Programming 101: Model View Controller and Object Class

A few people have asked me to briefly explain to them what the MVC design pattern is and what classes are in object oriented programming so here is a very simple description for each one which hopefully will help you understand what they are and how they work

Model View Controller:

MVC is a design pattern which helps define the different aspects of an application by separating it into 3 parts.

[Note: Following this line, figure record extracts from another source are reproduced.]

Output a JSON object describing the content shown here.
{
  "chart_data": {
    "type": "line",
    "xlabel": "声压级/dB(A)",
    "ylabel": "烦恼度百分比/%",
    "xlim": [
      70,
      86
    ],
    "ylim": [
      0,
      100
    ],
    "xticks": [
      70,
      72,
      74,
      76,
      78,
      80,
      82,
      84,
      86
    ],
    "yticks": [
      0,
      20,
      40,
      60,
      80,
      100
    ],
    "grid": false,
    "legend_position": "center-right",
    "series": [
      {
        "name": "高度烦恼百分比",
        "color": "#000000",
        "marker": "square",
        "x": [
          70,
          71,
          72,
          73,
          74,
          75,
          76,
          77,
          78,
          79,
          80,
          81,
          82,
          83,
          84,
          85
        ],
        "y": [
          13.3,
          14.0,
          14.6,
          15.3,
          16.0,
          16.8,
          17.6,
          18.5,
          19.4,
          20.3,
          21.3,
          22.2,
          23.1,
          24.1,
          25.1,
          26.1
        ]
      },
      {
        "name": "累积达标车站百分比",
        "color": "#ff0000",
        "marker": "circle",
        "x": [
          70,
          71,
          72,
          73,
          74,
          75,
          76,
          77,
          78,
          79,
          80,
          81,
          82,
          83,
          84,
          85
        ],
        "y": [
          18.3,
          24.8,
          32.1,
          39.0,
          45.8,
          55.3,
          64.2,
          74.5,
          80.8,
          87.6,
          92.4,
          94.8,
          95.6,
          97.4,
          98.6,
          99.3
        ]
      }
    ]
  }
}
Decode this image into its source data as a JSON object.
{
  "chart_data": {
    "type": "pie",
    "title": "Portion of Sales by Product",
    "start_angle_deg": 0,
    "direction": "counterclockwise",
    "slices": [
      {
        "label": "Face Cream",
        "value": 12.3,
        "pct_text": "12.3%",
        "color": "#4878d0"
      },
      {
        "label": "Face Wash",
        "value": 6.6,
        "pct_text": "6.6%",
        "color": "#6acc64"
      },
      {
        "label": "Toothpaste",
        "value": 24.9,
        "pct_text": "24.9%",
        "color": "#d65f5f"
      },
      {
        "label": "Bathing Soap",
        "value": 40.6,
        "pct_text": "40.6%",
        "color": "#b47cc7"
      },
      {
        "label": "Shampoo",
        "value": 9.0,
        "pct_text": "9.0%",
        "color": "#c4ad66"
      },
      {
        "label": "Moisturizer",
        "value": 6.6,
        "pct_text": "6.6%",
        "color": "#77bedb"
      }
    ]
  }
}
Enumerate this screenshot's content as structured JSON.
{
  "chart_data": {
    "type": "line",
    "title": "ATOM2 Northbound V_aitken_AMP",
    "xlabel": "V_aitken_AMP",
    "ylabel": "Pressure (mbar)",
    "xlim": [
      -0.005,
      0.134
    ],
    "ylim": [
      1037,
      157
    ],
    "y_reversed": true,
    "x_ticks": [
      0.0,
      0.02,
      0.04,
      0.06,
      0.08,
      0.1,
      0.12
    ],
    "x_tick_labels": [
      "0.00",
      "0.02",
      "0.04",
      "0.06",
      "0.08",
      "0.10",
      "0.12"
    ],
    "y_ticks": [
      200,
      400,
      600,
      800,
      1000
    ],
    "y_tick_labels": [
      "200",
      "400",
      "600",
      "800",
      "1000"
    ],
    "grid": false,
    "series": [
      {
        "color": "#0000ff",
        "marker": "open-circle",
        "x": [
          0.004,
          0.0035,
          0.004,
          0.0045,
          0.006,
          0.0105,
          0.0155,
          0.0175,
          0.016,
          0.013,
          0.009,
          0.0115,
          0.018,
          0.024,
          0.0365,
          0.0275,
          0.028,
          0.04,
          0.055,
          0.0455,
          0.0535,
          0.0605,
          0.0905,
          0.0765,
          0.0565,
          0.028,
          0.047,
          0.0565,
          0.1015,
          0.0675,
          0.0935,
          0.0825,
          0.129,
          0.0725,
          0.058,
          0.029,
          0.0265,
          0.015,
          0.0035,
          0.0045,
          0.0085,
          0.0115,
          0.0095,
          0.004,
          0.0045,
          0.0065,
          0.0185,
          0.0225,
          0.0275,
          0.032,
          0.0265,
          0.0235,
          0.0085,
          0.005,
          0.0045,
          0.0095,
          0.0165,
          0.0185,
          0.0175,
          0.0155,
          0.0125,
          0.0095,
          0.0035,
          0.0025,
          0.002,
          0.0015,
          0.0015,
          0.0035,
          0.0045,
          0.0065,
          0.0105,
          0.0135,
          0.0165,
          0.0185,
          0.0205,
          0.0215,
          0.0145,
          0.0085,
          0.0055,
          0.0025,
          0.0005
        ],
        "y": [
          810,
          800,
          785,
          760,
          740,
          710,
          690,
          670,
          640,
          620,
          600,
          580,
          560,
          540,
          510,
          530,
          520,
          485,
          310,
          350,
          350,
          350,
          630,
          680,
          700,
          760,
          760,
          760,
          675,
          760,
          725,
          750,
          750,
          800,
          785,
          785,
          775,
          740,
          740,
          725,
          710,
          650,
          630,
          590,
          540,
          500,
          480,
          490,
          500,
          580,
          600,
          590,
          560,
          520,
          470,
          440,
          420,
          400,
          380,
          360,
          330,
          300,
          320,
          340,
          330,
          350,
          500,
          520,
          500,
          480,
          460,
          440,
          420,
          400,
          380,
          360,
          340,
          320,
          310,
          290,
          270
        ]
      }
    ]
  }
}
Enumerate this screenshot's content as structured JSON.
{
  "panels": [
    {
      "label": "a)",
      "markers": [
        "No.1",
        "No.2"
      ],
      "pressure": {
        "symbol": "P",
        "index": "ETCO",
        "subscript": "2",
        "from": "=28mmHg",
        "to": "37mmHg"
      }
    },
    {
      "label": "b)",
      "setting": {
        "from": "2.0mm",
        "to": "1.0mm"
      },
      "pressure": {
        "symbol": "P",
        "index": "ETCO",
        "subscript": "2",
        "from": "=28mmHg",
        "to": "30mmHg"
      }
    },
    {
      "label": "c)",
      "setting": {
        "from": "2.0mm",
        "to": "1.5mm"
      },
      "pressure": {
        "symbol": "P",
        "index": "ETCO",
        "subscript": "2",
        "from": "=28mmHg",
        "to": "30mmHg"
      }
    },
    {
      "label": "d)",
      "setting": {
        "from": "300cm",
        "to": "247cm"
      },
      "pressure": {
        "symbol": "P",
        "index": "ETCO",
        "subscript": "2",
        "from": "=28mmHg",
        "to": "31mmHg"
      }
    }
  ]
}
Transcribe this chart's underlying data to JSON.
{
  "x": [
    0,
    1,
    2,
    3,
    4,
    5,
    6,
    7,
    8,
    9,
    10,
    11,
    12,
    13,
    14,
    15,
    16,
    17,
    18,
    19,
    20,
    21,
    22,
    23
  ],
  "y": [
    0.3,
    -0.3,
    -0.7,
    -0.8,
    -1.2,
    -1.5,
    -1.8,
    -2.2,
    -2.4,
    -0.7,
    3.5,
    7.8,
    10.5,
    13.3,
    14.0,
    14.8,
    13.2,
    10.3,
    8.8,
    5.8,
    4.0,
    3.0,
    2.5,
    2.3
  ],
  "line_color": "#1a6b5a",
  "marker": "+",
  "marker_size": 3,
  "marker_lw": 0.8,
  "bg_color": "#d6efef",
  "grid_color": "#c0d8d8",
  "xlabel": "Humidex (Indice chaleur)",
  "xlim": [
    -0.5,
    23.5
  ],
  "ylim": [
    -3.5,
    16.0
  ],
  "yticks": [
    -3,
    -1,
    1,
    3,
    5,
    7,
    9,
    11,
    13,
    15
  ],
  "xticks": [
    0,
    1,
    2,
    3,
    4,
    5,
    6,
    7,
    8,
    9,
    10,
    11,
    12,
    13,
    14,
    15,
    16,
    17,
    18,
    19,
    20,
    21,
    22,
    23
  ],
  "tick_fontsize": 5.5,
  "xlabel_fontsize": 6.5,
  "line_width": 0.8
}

  • View: This is the composite layer. It represents the user interface, what they see and what they are able to interact with. Here you have your labels, text-boxes, buttons, images and other elements.
  • Model: This is the observer layer. It represents the back end code which performs all the functionalities and calculations. Here you have all your classes, methods, data connections and object references.
  • Controller: This is the strategy layer. It represents the connection between the View and the Model. This is where you determine for example, which method should be called when a user selects a specific button on the UI. It is also in charged of updating the UI based on a response from the model layer. 
A class is a construct which we use to define objects in object oriented programming languages. A class (or object) is composed of two pieces:

  • Structure: This is what defines the attributes, fields or properties of a class. For example when you think of a contact on your phone some of the attributes it has are a picture, a name, a phone number, an email address. 
  • Behavior: This is what defines the different actions your object can do or that you can do with your object. These actions is what we call methods. Again following the example of a contact on your phone, some of these actions could be calling, sending an email, sharing contact information. 
Classes can be used in a hierarchical way which allows you to re-use certain attributes for different objects:

  • Superclass: This is also referred to as a parent or base class. Any attributes or methods defined in this class will carry over to all subclasses. 
  • Subclass: This is derived from a superclass and is often called a child class or sub class. It contains specific methods and attributes for it. 
Attributes and methods for any class can be further separated into 3 different types which define their accessibility:

  • Private: This means that the specific method or attribute is only accessible within the given class.
  • Protected: This means that the specific method or attribute is only access by the given class or any subclasses derived from it.
  • Public: This means that the specific method or attribute can be accessed by any other class within the application as long as the original class is being referenced.